Мною руководило еще и самолюбие. Я обещал Рату уложиться в срок, и идея розыска Айриянца в бильярдных принадлежала мне самому, а к своим идеям я отношусь бережно: не осуществится одна, не будет уверенности в других.
Я собирался отшвырнуть докуренную сигарету и вернуться в зал, но мою руку перехватили:
— Разрешите?..
Пожилой мужчина улыбкой смягчает резкость своего жеста. Оказывается, тот самый, с лысиной, который тоном знатока произнес: «Теперь все».
Пока он прикуривал, мой взгляд зацепился за якорек на тыльной стороне ладони. Порядком выцветшая татуировка, описанного потерпевшими размера. От неожиданности моя рука, державшая окурок, дрогнула.
— Все переживаете? — выпрямляясь, улыбнулся мужчина. — В следующий раз не торопитесь и обязательно выиграете. Уж поверьте, я на этом деле собаку съел.

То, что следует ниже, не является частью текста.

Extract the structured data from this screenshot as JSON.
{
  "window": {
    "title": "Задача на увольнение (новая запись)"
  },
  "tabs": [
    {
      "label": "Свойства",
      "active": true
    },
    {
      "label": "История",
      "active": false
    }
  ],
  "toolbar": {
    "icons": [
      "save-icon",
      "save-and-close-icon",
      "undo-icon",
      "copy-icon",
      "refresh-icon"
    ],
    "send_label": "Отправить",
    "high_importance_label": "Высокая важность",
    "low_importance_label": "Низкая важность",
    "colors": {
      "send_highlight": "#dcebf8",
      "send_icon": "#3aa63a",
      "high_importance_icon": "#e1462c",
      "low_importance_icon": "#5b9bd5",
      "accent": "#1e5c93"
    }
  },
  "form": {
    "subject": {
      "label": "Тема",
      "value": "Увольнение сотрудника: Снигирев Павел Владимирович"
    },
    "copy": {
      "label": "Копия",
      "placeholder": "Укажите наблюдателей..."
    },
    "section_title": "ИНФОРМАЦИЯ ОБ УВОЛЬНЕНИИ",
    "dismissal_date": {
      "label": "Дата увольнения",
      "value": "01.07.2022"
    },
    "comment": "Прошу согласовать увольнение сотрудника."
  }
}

«Может, ты и дачные деньги слопал», — подумал я и, тоже улыбаясь, спросил:
— И давно едите?
На редкость улыбчивый тип. Крупные черты лица, и волосы… Впрочем, «с проседью» их не назовешь. Совсем седые.
— Начал в Германии. После войны. Стояли мы в поместье. Скучища страшная. Одно спасение — шарики погонять. Баронесса унитаз свой персональный вывезла, а бильярдик не успела. Отличный был стол. Плиты не какой-нибудь эрзац — мрамор высшего качества — материал для Венеры.
Я слушаю, а сам все думаю: напутали потерпевшие с цветом волос или нет?
— Тогда и заразился. А теперь сам бог велел. В отставке, что барон в поместье.
Он кончил курить:
— Ну, пойду… мстить за вас. А то с ним никто играть не решается.
В отставке? Темнит дядя. Уж я точно знаю: такие в Доме офицеров режутся. И столы там не хуже, и в центре города. Зачем же сюда, в поднебесье, тащиться? И приметы опять-таки налицо. И якорек и внешность. А унитаз, мрамор, баронесса? Ну так у мошенников фантазия богатая.
Когда я вернулся в игровой зал, Однорукий с остервенением натирал мелом кий. Мой недавний собеседник был спокоен и подчеркнуто доброжелателен. Нацеливаясь кием, он словно заранее просил извинения: не обижайтесь, мол, но и этот шарик придется «уложить», так уж у меня непроизвольно получается. И клал. Да еще как! И от двух бортов в угол, и двойным дуплетом в середину, и легким, едва ощутимым толчком «чужого» по касательной. Это был показательный урок геометрии бильярда.
Япон вынимал шары, а перед каждым ударом кричал Однорукому:
— Садись на него — красавца!
Окружающие несколько раз делали ему замечания, но выпитое действовало сильнее.
— Садись на него — красавца! — опять выкрикнул он.
И когда «девятка», завершавшая партию, сочно плюхнулась в лузу, Однорукий не выдержал. Он поднял кий и кинулся на Япона. «Этого еще не хватало», — подумал я, выбираясь из группы болельщиков на свободную позицию.